WASHINGTON, DC — Approximately 5.5 million U.S. citizen children live with a parent who would be eligible for protection from deportation and work authorization under President Obama’s Deferred Action for Parents of Americans and Lawful Permanent Residents (DAPA). These young citizen children live with the daily threat of losing a parent to deportation and experience ongoing fear and anxiety, which poses a serious threat to their academic and social development.

Politicians continue to voice xenophobic demagoguery both in the halls of Congress and in support of litigation that blocks the president’s orders intended to protect these young children and their parents.

As demonstrated in new factual findings that will be discussed by speakers on the call, the president’s executive actions would vastly improve the lives of U.S. citizen children by lifting the immediate threat of deportation of their DAPA-eligible parents, allowing their parents to apply for work permits, and reducing anxieties over housing and food insecurities.

On Tuesday, June 23, at 12 noon ET, children’s advocates and immigration scholars will take an in-depth look at how the fact that the president’s DAPA and expanded DACA programs are not being implemented is negatively impacting U.S. citizen children and those with lawful permanent resident status.

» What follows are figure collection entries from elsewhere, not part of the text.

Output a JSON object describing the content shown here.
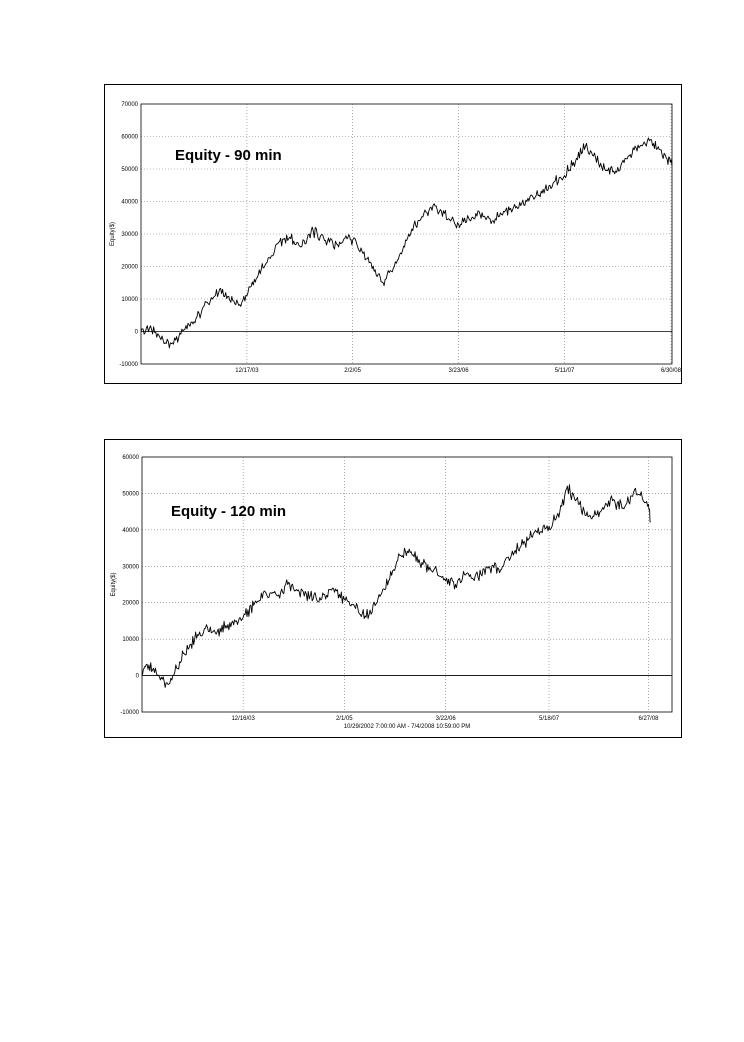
{
  "chart_data": [
    {
      "type": "line",
      "title": "Equity - 90 min",
      "ylabel": "Equity($)",
      "xlabel": "",
      "ylim": [
        -10000,
        70000
      ],
      "yticks": [
        70000,
        60000,
        50000,
        40000,
        30000,
        20000,
        10000,
        0,
        -10000
      ],
      "xlim": [
        "2002-10-29",
        "2008-07-04"
      ],
      "xticks": [
        {
          "label": "12/17/03",
          "date": "2003-12-17"
        },
        {
          "label": "2/2/05",
          "date": "2005-02-02"
        },
        {
          "label": "3/23/06",
          "date": "2006-03-23"
        },
        {
          "label": "5/11/07",
          "date": "2007-05-11"
        },
        {
          "label": "6/30/08",
          "date": "2008-06-30"
        }
      ],
      "grid": true,
      "color": "#000000",
      "series": [
        {
          "x": [
            "2002-10-29",
            "2002-12-01",
            "2003-01-15",
            "2003-03-01",
            "2003-04-15",
            "2003-06-01",
            "2003-07-15",
            "2003-09-01",
            "2003-10-15",
            "2003-11-15",
            "2003-12-17",
            "2004-01-15",
            "2004-03-01",
            "2004-04-15",
            "2004-06-01",
            "2004-07-15",
            "2004-09-01",
            "2004-10-15",
            "2004-12-01",
            "2005-01-15",
            "2005-02-02",
            "2005-03-15",
            "2005-05-01",
            "2005-06-01",
            "2005-07-15",
            "2005-09-01",
            "2005-10-15",
            "2005-12-01",
            "2006-01-15",
            "2006-03-23",
            "2006-05-01",
            "2006-06-15",
            "2006-08-01",
            "2006-09-15",
            "2006-11-01",
            "2006-12-15",
            "2007-02-01",
            "2007-03-15",
            "2007-05-11",
            "2007-06-15",
            "2007-08-01",
            "2007-09-01",
            "2007-10-15",
            "2007-12-01",
            "2008-01-15",
            "2008-03-01",
            "2008-04-15",
            "2008-05-15",
            "2008-06-15",
            "2008-07-04"
          ],
          "y": [
            0,
            1000,
            -2500,
            -3500,
            500,
            4000,
            9000,
            13000,
            9000,
            8000,
            11000,
            16000,
            21000,
            27000,
            29000,
            26000,
            31000,
            28000,
            27000,
            29000,
            28000,
            24000,
            19000,
            15000,
            20000,
            28000,
            34000,
            38000,
            37000,
            33000,
            35000,
            36000,
            34000,
            37000,
            38000,
            40000,
            42000,
            45000,
            48000,
            52000,
            57000,
            54000,
            50000,
            49000,
            54000,
            57000,
            59000,
            56000,
            53000,
            51000
          ]
        }
      ]
    },
    {
      "type": "line",
      "title": "Equity - 120 min",
      "ylabel": "Equity($)",
      "xlabel": "10/29/2002 7:00:00 AM - 7/4/2008 10:59:00 PM",
      "ylim": [
        -10000,
        60000
      ],
      "yticks": [
        60000,
        50000,
        40000,
        30000,
        20000,
        10000,
        0,
        -10000
      ],
      "xlim": [
        "2002-10-29",
        "2008-10-01"
      ],
      "xticks": [
        {
          "label": "12/16/03",
          "date": "2003-12-16"
        },
        {
          "label": "2/1/05",
          "date": "2005-02-01"
        },
        {
          "label": "3/22/06",
          "date": "2006-03-22"
        },
        {
          "label": "5/18/07",
          "date": "2007-05-18"
        },
        {
          "label": "6/27/08",
          "date": "2008-06-27"
        }
      ],
      "grid": true,
      "color": "#000000",
      "series": [
        {
          "x": [
            "2002-10-29",
            "2002-11-15",
            "2002-12-15",
            "2003-01-20",
            "2003-02-20",
            "2003-03-20",
            "2003-04-20",
            "2003-06-01",
            "2003-07-15",
            "2003-09-01",
            "2003-10-15",
            "2003-12-16",
            "2004-02-01",
            "2004-03-15",
            "2004-05-01",
            "2004-06-15",
            "2004-08-01",
            "2004-09-15",
            "2004-11-01",
            "2004-12-15",
            "2005-02-01",
            "2005-03-15",
            "2005-05-01",
            "2005-06-15",
            "2005-08-01",
            "2005-09-15",
            "2005-11-01",
            "2005-12-15",
            "2006-02-01",
            "2006-03-22",
            "2006-05-01",
            "2006-06-15",
            "2006-08-01",
            "2006-09-15",
            "2006-11-01",
            "2006-12-15",
            "2007-02-01",
            "2007-03-15",
            "2007-05-18",
            "2007-07-01",
            "2007-08-01",
            "2007-09-15",
            "2007-11-01",
            "2007-12-15",
            "2008-02-01",
            "2008-03-15",
            "2008-05-01",
            "2008-06-01",
            "2008-06-27",
            "2008-07-04"
          ],
          "y": [
            0,
            3000,
            2000,
            -1000,
            -2000,
            2000,
            6000,
            10000,
            13000,
            12000,
            14000,
            16000,
            20000,
            23000,
            22000,
            25000,
            23000,
            22000,
            21000,
            24000,
            21000,
            19000,
            16000,
            20000,
            26000,
            33000,
            34000,
            31000,
            29000,
            26000,
            25000,
            28000,
            27000,
            30000,
            29000,
            33000,
            36000,
            39000,
            41000,
            45000,
            52000,
            47000,
            44000,
            45000,
            48000,
            46000,
            51000,
            49000,
            47000,
            42000
          ]
        }
      ]
    }
  ]
}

Speakers will also lift up a new fact sheet from America’s Voice Education Fund that sheds light on how the court’s injunction of the president’s immigration orders is harming America’s children.

Please note the fact sheet will be available under embargo ahead of Tuesday’s call. Please send an email to katy@newpartners.com to receive a copy of this data under embargo.

WHAT: Press Call on the Politically Disregarded Children of Immigrants

WHO:

  • Moderator: Marielena Hincapié, executive director, National Immigration Law Center
  • Bruce Lesley, president, First Focus
  • Randi Weingarten, president, American Federation of Teachers
  • Joanna Dreby, University at Albany, State University of New York, author of Everyday Illegal: When Policies Undermine Immigrant Families (University of California Press 2015).
  • Roberto Suro, professor at the Annenberg School for Communications and Journalism and the Sol Price School of Public Policy at the University of Southern California, where he is also director of the Tomás Rivera Policy Institute.